Na polach w Kostrzynie nad Odrą wybudowane zostały już sceny, a całą przestrzeń Owsiak określił jako odrębne miasto, które formalnie zacznie funkcjonować w czwartek, "kiedy Roman Polański odgwiżdże początek festiwalu". - Przez trzy dni będziemy słuchać mądrych ludzi, którzy na scenie ASP będą mieć swoje wykłady. To jest niezwykle edukacyjne miejsce, które uczy tych ludzi tolerancji. - zaznaczył Owsiak. Podkreślił, że absurdalne są jego zdaniem uwagi zamieszczone w raporcie, że podczas festiwalu mogłoby dojść do linczu bądź rasistowskich ataków. Przypomniał, że na "Przystanku Woodstock" ludzie uczą się do siebie zwracać. - Tutaj są różne subkultury. Ludzie przyjeżdżają nie tylko z całej Polski, ale z całego świata - zwrócił uwagę Owsiak. Gość programu powtórzył słowa z komedii Juliusza Machulskiego "Va Banque": "na władzę nie poradzę". Zdaniem Owsiaka decyzja służb o uznaniu "Przystanku Woodstock" imprezą o podwyższonym ryzyku to wynik "urzędowej racji", o której w czasach PRL-u Polacy kręcili filmy.

- Festiwalu nie zamknie brak pieniędzy, bo sponsorzy będą się pojawiać, będą chcieli z nami współpracować. To właśnie urzędnicza pieczątka zabija wiele rzeczy.

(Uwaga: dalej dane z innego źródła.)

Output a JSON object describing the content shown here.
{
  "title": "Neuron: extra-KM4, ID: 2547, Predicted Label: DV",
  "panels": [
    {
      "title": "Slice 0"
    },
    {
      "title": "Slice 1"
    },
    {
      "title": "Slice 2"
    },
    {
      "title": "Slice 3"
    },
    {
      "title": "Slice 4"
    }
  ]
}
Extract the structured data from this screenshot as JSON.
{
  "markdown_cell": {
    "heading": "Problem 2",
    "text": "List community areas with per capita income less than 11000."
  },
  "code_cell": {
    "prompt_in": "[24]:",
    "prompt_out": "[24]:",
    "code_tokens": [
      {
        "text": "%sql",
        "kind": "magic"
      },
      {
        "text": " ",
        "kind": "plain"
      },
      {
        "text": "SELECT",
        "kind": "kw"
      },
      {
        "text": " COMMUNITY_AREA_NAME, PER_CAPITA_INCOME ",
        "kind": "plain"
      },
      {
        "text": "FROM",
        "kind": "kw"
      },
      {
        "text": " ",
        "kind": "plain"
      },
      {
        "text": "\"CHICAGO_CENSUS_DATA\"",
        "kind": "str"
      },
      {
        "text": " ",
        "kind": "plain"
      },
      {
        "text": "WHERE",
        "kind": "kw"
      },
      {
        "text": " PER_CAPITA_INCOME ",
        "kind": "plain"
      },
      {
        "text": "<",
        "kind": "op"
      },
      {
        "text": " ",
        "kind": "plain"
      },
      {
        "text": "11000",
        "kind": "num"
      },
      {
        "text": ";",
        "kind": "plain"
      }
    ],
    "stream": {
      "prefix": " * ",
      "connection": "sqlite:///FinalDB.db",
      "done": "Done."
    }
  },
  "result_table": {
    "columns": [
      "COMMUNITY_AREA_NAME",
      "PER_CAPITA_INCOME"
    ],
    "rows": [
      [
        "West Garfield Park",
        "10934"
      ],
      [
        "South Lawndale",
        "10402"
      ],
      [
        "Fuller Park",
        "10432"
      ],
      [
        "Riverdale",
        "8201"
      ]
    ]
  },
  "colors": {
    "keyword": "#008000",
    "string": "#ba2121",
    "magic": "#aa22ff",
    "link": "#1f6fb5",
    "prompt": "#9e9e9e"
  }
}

Mam takie trochę uczucie - może nierealne - jakbyśmy trochę wracali do PRL-u, do czasów, kiedy urzędnik rządził. Urzędnik wydaje taką decyzję. Spotykamy się z policją wczoraj, spotykamy się dzisiaj. Rozmowy są niezwykle miłe. Wiemy, że będziemy mogli na nich liczyć, że ten "Przystanek" może być najpiękniejszym festiwalem świata, bo nie mówimy "najlepszym". Jesteśmy pełni pokory - stwierdził Owsiak.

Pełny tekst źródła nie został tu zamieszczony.